Ia menambahkan, dalih ketidaktahuan tidak serta-merta menghapuskan pertanggungjawaban pidana.
Dalam praktik penegakan hukum, pendekatan ini dapat digunakan untuk menjerat pihak-pihak yang menyediakan rekening bagi aktivitas ilegal.
Secara normatif, perbuatan tersebut berpotensi dijerat dengan Pasal 3, 4, dan 5 Undang-Undang Nomor 8 Tahun 2010 tentang TPPU terkait upaya menyembunyikan atau menyamarkan asal-usul harta kekayaan hasil kejahatan.
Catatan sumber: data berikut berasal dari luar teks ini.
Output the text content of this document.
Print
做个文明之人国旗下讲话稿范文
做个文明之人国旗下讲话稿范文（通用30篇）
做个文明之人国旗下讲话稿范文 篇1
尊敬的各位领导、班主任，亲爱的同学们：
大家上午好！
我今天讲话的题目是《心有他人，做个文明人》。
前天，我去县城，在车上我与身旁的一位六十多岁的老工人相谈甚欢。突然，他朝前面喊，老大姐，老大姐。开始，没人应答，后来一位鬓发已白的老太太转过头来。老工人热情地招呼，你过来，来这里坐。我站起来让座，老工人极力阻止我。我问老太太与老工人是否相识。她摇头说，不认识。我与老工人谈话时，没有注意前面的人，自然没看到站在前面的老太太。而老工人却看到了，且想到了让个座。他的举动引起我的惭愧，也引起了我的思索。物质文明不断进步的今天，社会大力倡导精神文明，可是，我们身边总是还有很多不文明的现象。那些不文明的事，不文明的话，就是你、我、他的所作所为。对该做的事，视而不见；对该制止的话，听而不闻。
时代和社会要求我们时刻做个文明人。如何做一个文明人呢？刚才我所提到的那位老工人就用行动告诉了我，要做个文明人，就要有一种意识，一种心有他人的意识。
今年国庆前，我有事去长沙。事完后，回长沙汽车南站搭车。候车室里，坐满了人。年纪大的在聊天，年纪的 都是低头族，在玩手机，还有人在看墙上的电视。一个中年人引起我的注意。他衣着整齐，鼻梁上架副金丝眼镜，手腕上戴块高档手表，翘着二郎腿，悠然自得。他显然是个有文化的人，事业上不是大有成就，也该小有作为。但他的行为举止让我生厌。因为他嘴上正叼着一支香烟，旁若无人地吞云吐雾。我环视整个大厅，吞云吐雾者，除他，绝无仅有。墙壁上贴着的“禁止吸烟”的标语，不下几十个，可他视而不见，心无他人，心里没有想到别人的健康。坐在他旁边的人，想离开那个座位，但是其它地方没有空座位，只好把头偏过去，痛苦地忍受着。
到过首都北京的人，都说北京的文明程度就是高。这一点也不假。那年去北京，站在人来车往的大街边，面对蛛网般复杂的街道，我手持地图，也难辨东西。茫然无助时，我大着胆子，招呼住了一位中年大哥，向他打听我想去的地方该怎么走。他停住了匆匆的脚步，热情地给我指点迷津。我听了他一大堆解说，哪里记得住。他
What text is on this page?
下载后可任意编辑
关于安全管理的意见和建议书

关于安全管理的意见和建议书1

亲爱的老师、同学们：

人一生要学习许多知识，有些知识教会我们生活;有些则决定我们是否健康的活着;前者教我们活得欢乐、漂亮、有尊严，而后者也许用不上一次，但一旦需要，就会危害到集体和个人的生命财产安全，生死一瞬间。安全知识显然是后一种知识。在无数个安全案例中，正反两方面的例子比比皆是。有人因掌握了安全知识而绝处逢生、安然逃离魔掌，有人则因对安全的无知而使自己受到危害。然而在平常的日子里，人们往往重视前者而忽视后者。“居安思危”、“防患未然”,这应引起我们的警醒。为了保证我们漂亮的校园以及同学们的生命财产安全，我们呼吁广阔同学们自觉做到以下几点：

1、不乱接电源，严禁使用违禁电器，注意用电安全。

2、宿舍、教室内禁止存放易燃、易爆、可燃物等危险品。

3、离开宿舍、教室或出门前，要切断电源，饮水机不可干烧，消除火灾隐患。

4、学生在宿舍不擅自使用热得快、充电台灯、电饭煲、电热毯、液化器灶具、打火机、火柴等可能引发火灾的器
Selain itu, dapat pula dikaitkan dengan Pasal 55 KUHP mengenai penyertaan dalam tindak pidana.
Ia juga menegaskan, bahwa dalam sistem perbankan, rekening melekat pada identitas hukum pemiliknya.
“Oleh karena itu, seluruh aktivitas yang terjadi dalam rekening tersebut tetap menjadi tanggung jawab pemilik sah, meskipun tidak dioperasikan secara langsung,” katanya.